Early menarche (before age 12) and late menopause (after age 55) both raise the risk for breast cancer. So does experiencing a first pregnancy after age 30 and never having breastfed a baby. We can’t change our genetic makeup or our family history.
However, certain other risk factors are within our control. According to the American Cancer Society, these include: postmenopausal obesity, use of combined estrogen and progestin menopausal hormones, alcohol consumption and physical inactivity. Nevertheless, awareness of the risk factors, even unchangeable ones, empowers women. For instance, women with a strong family history of breast cancer might consider genetic counseling and aggressive screenings to lower her chances of developing breast cancer.
We now know that certain genetic components suggest an increased risk for certain cancers. For breast cancer, that gene is BRCA1 and BRCA 2. The following increase the suspicion of a genetic basis for breast cancer:
• breast cancer before age 40
• multiple cases of breast cancer in the same family before age 50
• any history of male breast cancer
• any family history of ovarian cancer
• a family history of bilateral breast cancer
• certain nationalities, such as Ashkenazi (Eastern European) Jewish heritage
Rarely, other genes raise the breast cancer risk. For instance, women with Cowden Syndrome may have mutations in the PTEN gene, which may cause breast cancer, as well as tumors in the uterus and thyroid. In Li-Fraumeni Syndrome, women may develop a number of cancers including breast, brain, lung, adrenal and leukemia.

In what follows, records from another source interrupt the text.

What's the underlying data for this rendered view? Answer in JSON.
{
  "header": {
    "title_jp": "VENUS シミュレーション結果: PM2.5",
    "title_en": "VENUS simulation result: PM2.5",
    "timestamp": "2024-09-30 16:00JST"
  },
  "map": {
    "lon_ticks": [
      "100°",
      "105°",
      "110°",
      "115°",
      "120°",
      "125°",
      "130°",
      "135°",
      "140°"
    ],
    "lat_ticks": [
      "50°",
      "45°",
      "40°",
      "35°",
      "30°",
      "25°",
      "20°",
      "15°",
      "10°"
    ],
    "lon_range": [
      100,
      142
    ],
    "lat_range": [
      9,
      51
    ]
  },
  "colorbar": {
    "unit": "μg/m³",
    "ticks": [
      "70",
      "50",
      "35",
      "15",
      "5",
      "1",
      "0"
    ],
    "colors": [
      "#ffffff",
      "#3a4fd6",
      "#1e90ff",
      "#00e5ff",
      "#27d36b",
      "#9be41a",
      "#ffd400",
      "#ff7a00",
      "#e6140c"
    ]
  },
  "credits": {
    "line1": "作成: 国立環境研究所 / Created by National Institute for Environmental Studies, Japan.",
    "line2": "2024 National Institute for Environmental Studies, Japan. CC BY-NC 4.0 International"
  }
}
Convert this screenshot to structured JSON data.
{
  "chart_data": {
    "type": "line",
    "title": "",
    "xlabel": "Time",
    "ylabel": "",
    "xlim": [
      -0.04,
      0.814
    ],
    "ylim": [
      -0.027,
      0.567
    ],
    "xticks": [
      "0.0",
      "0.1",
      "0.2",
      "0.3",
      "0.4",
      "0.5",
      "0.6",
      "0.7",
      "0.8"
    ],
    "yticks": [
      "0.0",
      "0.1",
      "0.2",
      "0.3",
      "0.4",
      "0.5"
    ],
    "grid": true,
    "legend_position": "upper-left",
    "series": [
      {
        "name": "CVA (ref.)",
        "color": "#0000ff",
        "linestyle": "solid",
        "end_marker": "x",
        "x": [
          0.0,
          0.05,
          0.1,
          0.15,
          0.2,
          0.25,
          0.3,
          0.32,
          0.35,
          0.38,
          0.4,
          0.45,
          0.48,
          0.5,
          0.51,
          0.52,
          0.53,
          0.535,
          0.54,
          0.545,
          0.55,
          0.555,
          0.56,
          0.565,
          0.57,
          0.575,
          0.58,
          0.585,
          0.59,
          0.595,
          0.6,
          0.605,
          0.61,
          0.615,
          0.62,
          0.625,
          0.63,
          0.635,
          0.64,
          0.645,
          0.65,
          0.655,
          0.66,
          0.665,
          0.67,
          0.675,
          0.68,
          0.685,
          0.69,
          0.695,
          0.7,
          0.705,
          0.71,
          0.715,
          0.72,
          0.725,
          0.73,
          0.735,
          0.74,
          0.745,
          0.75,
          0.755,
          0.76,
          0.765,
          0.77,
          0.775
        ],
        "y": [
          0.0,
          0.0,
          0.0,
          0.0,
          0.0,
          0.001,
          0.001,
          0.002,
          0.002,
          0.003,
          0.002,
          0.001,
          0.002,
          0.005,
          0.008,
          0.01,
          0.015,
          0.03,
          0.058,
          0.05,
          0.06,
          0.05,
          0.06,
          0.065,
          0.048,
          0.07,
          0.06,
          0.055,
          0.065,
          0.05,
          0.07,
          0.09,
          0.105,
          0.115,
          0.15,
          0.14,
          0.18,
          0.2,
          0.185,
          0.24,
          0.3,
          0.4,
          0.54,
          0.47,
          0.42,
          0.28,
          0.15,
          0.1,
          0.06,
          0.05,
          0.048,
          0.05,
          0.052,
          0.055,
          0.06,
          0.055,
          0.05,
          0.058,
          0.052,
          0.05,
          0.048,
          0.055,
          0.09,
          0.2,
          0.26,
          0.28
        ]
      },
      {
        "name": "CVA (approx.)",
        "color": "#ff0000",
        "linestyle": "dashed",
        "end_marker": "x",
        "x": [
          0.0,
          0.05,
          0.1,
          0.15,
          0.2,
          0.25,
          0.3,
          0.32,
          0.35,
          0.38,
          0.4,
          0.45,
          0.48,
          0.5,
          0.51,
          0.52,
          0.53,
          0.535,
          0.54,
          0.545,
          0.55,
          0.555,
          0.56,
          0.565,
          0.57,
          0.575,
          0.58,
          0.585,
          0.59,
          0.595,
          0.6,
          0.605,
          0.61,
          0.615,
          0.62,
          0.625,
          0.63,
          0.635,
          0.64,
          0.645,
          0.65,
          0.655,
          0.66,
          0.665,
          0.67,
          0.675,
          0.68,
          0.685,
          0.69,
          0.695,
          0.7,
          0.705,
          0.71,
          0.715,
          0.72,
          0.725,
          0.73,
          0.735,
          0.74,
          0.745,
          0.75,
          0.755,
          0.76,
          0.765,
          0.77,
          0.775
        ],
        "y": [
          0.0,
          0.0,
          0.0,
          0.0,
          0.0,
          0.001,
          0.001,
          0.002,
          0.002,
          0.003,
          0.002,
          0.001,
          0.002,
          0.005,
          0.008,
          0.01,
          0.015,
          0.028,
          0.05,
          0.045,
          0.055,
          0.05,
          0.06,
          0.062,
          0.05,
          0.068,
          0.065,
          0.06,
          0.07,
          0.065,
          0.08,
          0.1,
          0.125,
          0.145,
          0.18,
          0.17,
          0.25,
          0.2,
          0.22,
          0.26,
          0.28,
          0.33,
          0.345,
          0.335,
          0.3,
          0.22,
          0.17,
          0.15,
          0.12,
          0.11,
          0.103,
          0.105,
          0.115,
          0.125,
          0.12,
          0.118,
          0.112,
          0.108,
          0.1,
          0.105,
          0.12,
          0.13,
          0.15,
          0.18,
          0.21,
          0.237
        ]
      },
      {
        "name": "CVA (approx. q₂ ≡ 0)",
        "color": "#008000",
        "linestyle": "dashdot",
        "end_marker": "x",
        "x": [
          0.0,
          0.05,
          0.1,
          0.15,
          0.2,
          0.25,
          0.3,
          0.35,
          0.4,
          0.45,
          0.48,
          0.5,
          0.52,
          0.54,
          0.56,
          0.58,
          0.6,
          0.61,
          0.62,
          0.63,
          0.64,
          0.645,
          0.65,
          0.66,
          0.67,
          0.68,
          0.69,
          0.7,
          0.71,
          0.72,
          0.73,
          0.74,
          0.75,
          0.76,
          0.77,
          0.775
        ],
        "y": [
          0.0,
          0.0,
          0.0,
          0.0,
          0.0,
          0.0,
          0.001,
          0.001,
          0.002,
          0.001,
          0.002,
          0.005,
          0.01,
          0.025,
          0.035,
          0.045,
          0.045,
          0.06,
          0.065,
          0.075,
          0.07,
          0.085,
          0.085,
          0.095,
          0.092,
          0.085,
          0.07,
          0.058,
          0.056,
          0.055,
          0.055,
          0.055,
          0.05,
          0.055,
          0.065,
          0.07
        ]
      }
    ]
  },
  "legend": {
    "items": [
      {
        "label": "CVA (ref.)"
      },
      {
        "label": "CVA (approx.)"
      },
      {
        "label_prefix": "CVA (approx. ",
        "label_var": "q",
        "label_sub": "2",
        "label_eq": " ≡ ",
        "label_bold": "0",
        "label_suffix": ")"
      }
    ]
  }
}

A genetic predisposition for breast cancer is much different from simply having a family history. If your mother, sister or other close relative had breast cancer at age 60 or 70, the most common time a woman receives a breast cancer diagnosis, you would have an increased lifetime risk for developing it but wouldn’t necessarily have a genetic mutation.
Women at high risk for breast cancer may aggressively address that risk. For instance, they may be advised by their physician to have an MRI screening. They may take certain types of anti-estrogen medication, such as Tamoxifen. At the extreme end, they may opt for a bilateral mastectomy and/or removal of their ovaries.
Counseling before any of these procedures, including genetic testing, cannot be overemphasized. Learning you have a strong risk of breast cancer comes with psychological as well as physical ramifications. Some women might not wish to know their exact risk for breast cancer. Others, whether the risk is high or low, feel relief since knowing that risk allows lifestyle changes and modifications. Although testing can provide information about genes that carry an increased risk toward breast cancer, it cannot actually predict which women will eventually develop breast cancer.
Whether your risk is high or low, all women should practice good health habits, as laid out by the American Cancer Society. These are:
• maintaining a healthy weight
• engaging in at least 30 minutes of moderate to vigorous physical at least five days a week
• eating a healthy diet with emphasis on plant sources and whole grains
• eating five or more servings daily of fruits and vegetables
• limiting intake of processed and red meat
• restricting alcoholic beverages to one drink per day
Furthermore, women should continue monthly self-examination of their breasts and annual mammographies. For now, early and consistent screening is a woman’s best defense tool because breast cancer is still largely unpreventable.
Dr. Patricia Madej is medical director of the Breast Cancer Centers at Adventist Hinsdale and La Grange Memorial hospitals.